Filmado no formato 4:3, utilizado nos televisores antigos, em que as imagens aparecem em um quadrado, A Ghost Story parece querer despertar em nós (ao menos nos nascidos na década de 80 ou antes) uma espécie de nostalgia, quantas horas não passamos diante deste aparelho? Simultaneamente, nos deixa sempre em contato com o preto que preenche o restante da tela; este espaço vazio nos alerta: o que vemos é um recorte, singelo, de um universo de possibilidades incompreensíveis. O roteiro evidencia esta enormidade de forma precisa. Há um certo diálogo, curto e impactante, de uma tristeza desoladora, que se dá pela distância de duas janelas. Mais para a frente, há uma nova tentativa de comunicação, também através de uma janela, mas tendo nós, os espectadores, como alvo. Assim como o fantasma não consegue se comunicar com os vivos, nós, que o testemunhamos, também ficamos emudecidos diante de seu apelo.

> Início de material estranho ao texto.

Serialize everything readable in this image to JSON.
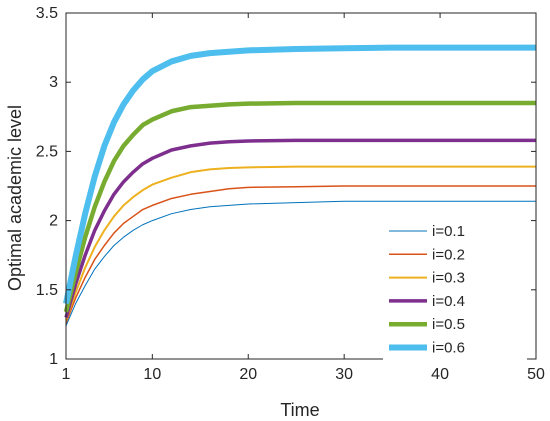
{
  "chart_data": {
    "type": "line",
    "title": "",
    "xlabel": "Time",
    "ylabel": "Optimal academic level",
    "xlim": [
      1,
      50
    ],
    "ylim": [
      1,
      3.5
    ],
    "xticks": [
      1,
      10,
      20,
      30,
      40,
      50
    ],
    "yticks": [
      1,
      1.5,
      2,
      2.5,
      3,
      3.5
    ],
    "xtick_labels": [
      "1",
      "10",
      "20",
      "30",
      "40",
      "50"
    ],
    "ytick_labels": [
      "1",
      "1.5",
      "2",
      "2.5",
      "3",
      "3.5"
    ],
    "grid": false,
    "legend_position": "lower-right",
    "x": [
      1,
      2,
      3,
      4,
      5,
      6,
      7,
      8,
      9,
      10,
      12,
      14,
      16,
      18,
      20,
      25,
      30,
      35,
      40,
      45,
      50
    ],
    "series": [
      {
        "name": "i=0.1",
        "color": "#0072BD",
        "values": [
          1.24,
          1.4,
          1.53,
          1.65,
          1.74,
          1.82,
          1.88,
          1.93,
          1.97,
          2.0,
          2.05,
          2.08,
          2.1,
          2.11,
          2.12,
          2.13,
          2.14,
          2.14,
          2.14,
          2.14,
          2.14
        ]
      },
      {
        "name": "i=0.2",
        "color": "#D95319",
        "values": [
          1.26,
          1.44,
          1.59,
          1.72,
          1.82,
          1.91,
          1.98,
          2.03,
          2.08,
          2.11,
          2.16,
          2.19,
          2.21,
          2.23,
          2.24,
          2.245,
          2.25,
          2.25,
          2.25,
          2.25,
          2.25
        ]
      },
      {
        "name": "i=0.3",
        "color": "#EDB120",
        "values": [
          1.28,
          1.48,
          1.66,
          1.81,
          1.93,
          2.03,
          2.11,
          2.17,
          2.22,
          2.26,
          2.31,
          2.35,
          2.37,
          2.38,
          2.385,
          2.39,
          2.39,
          2.39,
          2.39,
          2.39,
          2.39
        ]
      },
      {
        "name": "i=0.4",
        "color": "#7E2F8E",
        "values": [
          1.3,
          1.54,
          1.75,
          1.93,
          2.07,
          2.19,
          2.28,
          2.35,
          2.41,
          2.45,
          2.51,
          2.54,
          2.56,
          2.57,
          2.575,
          2.58,
          2.58,
          2.58,
          2.58,
          2.58,
          2.58
        ]
      },
      {
        "name": "i=0.5",
        "color": "#77AC30",
        "values": [
          1.34,
          1.62,
          1.88,
          2.1,
          2.28,
          2.43,
          2.54,
          2.62,
          2.69,
          2.73,
          2.79,
          2.82,
          2.83,
          2.84,
          2.845,
          2.85,
          2.85,
          2.85,
          2.85,
          2.85,
          2.85
        ]
      },
      {
        "name": "i=0.6",
        "color": "#4DBEEE",
        "values": [
          1.4,
          1.74,
          2.05,
          2.32,
          2.54,
          2.71,
          2.84,
          2.94,
          3.02,
          3.08,
          3.15,
          3.19,
          3.21,
          3.22,
          3.23,
          3.24,
          3.245,
          3.25,
          3.25,
          3.25,
          3.25
        ]
      }
    ]
  }
}
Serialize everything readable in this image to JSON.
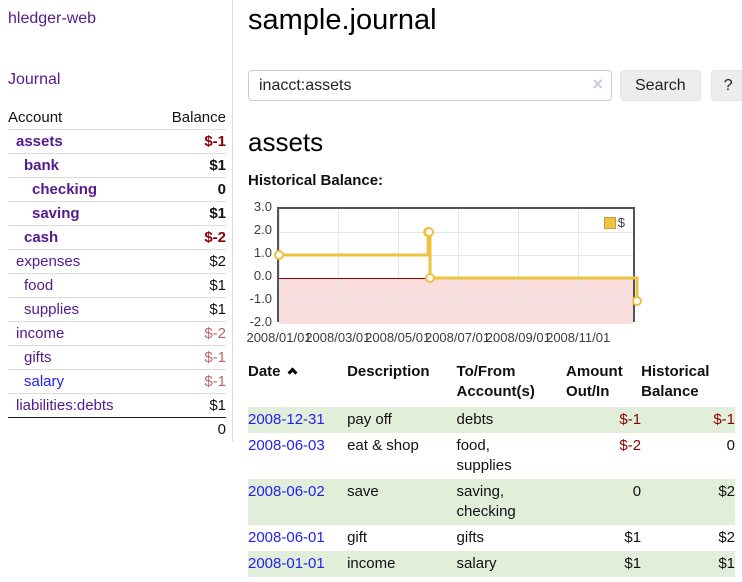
{
  "app": {
    "title": "hledger-web"
  },
  "colors": {
    "link_visited": "#551a8b",
    "link_unvisited": "#2222ee",
    "negative_strong": "#8b0000",
    "negative_soft": "#be6469",
    "row_stripe_green": "#e1eed9",
    "chart_line_gold": "#edc240",
    "chart_negative_fill": "#fadddd",
    "chart_zero_line": "#8b0000",
    "chart_grid": "#e6e6e6",
    "chart_border": "#545454"
  },
  "sidebar": {
    "nav_journal": "Journal",
    "table": {
      "headers": {
        "account": "Account",
        "balance": "Balance"
      },
      "rows": [
        {
          "account": "assets",
          "indent": 1,
          "bold": true,
          "link_style": "visited",
          "balance": "$-1",
          "balance_style": "neg-strong"
        },
        {
          "account": "bank",
          "indent": 2,
          "bold": true,
          "link_style": "visited",
          "balance": "$1",
          "balance_style": "pos"
        },
        {
          "account": "checking",
          "indent": 3,
          "bold": true,
          "link_style": "visited",
          "balance": "0",
          "balance_style": "pos"
        },
        {
          "account": "saving",
          "indent": 3,
          "bold": true,
          "link_style": "visited",
          "balance": "$1",
          "balance_style": "pos"
        },
        {
          "account": "cash",
          "indent": 2,
          "bold": true,
          "link_style": "visited",
          "balance": "$-2",
          "balance_style": "neg-strong"
        },
        {
          "account": "expenses",
          "indent": 1,
          "bold": false,
          "link_style": "visited",
          "balance": "$2",
          "balance_style": "pos"
        },
        {
          "account": "food",
          "indent": 2,
          "bold": false,
          "link_style": "visited",
          "balance": "$1",
          "balance_style": "pos"
        },
        {
          "account": "supplies",
          "indent": 2,
          "bold": false,
          "link_style": "visited",
          "balance": "$1",
          "balance_style": "pos"
        },
        {
          "account": "income",
          "indent": 1,
          "bold": false,
          "link_style": "visited",
          "balance": "$-2",
          "balance_style": "neg-soft"
        },
        {
          "account": "gifts",
          "indent": 2,
          "bold": false,
          "link_style": "visited",
          "balance": "$-1",
          "balance_style": "neg-soft"
        },
        {
          "account": "salary",
          "indent": 2,
          "bold": false,
          "link_style": "unvisited",
          "balance": "$-1",
          "balance_style": "neg-soft"
        },
        {
          "account": "liabilities:debts",
          "indent": 1,
          "bold": false,
          "link_style": "visited",
          "balance": "$1",
          "balance_style": "pos"
        }
      ],
      "total": "0"
    }
  },
  "main": {
    "title": "sample.journal",
    "search": {
      "value": "inacct:assets",
      "clear_icon": "×",
      "button_label": "Search",
      "help_label": "?"
    },
    "account_heading": "assets"
  },
  "chart_data": {
    "type": "line",
    "step": true,
    "title": "Historical Balance:",
    "series": [
      {
        "name": "$",
        "color": "#edc240",
        "marker": "circle-hollow",
        "points": [
          [
            "2008-01-01",
            1
          ],
          [
            "2008-06-01",
            2
          ],
          [
            "2008-06-02",
            2
          ],
          [
            "2008-06-03",
            0
          ],
          [
            "2008-12-31",
            -1
          ]
        ]
      }
    ],
    "xrange": [
      "2008-01-01",
      "2008-12-31"
    ],
    "ylim": [
      -2,
      3
    ],
    "x_ticks": [
      "2008/01/01",
      "2008/03/01",
      "2008/05/01",
      "2008/07/01",
      "2008/09/01",
      "2008/11/01"
    ],
    "y_ticks": [
      "3.0",
      "2.0",
      "1.0",
      "0.0",
      "-1.0",
      "-2.0"
    ],
    "grid": true,
    "legend_position": "top-right",
    "negative_region_shaded": true
  },
  "register": {
    "headers": {
      "date": "Date",
      "description": "Description",
      "accounts": "To/From Account(s)",
      "amount": "Amount Out/In",
      "balance": "Historical Balance"
    },
    "rows": [
      {
        "date": "2008-12-31",
        "description": "pay off",
        "accounts": "debts",
        "amount": "$-1",
        "amount_style": "neg-strong",
        "balance": "$-1",
        "balance_style": "neg-strong"
      },
      {
        "date": "2008-06-03",
        "description": "eat & shop",
        "accounts": "food, supplies",
        "amount": "$-2",
        "amount_style": "neg-strong",
        "balance": "0",
        "balance_style": "pos"
      },
      {
        "date": "2008-06-02",
        "description": "save",
        "accounts": "saving, checking",
        "amount": "0",
        "amount_style": "pos",
        "balance": "$2",
        "balance_style": "pos"
      },
      {
        "date": "2008-06-01",
        "description": "gift",
        "accounts": "gifts",
        "amount": "$1",
        "amount_style": "pos",
        "balance": "$2",
        "balance_style": "pos"
      },
      {
        "date": "2008-01-01",
        "description": "income",
        "accounts": "salary",
        "amount": "$1",
        "amount_style": "pos",
        "balance": "$1",
        "balance_style": "pos"
      }
    ]
  }
}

O silêncio, que permeia a narrativa, dá o tom necessário para entendermos e, de certa forma, tentarmos nos aconchegar na angústia que, extrapolando aquela vivência específica mostrada na tela, nos invade e se expande para além, até as estrelas que abrem a projeção; assim, no momento em que a música sobe, somos levados a sentir - e Rooney Mara quase nos leva pela mão - aos complexos e tortuosos caminhos da interioridade de M (a cena em que dirige seu automóvel, por exemplo, evidencia bastante bem o bom uso da trilha sonora, propulsionando ainda mais a forte interpretação da atriz). É preciso dizer que Casey Affleck consegue expressar-se suficientemente bem debaixo de um lençol branco, em que passa cerca de 80% do filme. E a escolha de seu figurino mostra delicadeza e simplicidade, além de nos ser bastante familiar - quantos de nós já não brincamos ser fantasma desta forma?
E o tempo, que é quase a personagem principal da história, caminha distintamente: em um tocante plano-sequência podemos ver, do ponto de vista do fantasma, parado e contemplativo, a personagem ainda viva sair do mesmo cômodo em direção à rua em momentos diferentes, estabelecendo uma rima visual bastante bonita com outra cena, em que, diante da janela, ele observa o cair e florescer das estações.
De certa perspectiva o luto é um rito de passagem carregado por diversas temporalidades. Neste rito, nós, os vivos, nos despedimos dos mortos ao mesmo tempo em que aceitamos as boas vindas de uma companhia que ficará conosco até nosso fim: o vazio. Faz-se necessário preenchê-lo, afinal, é isso que nos diferencia daqueles que partiram.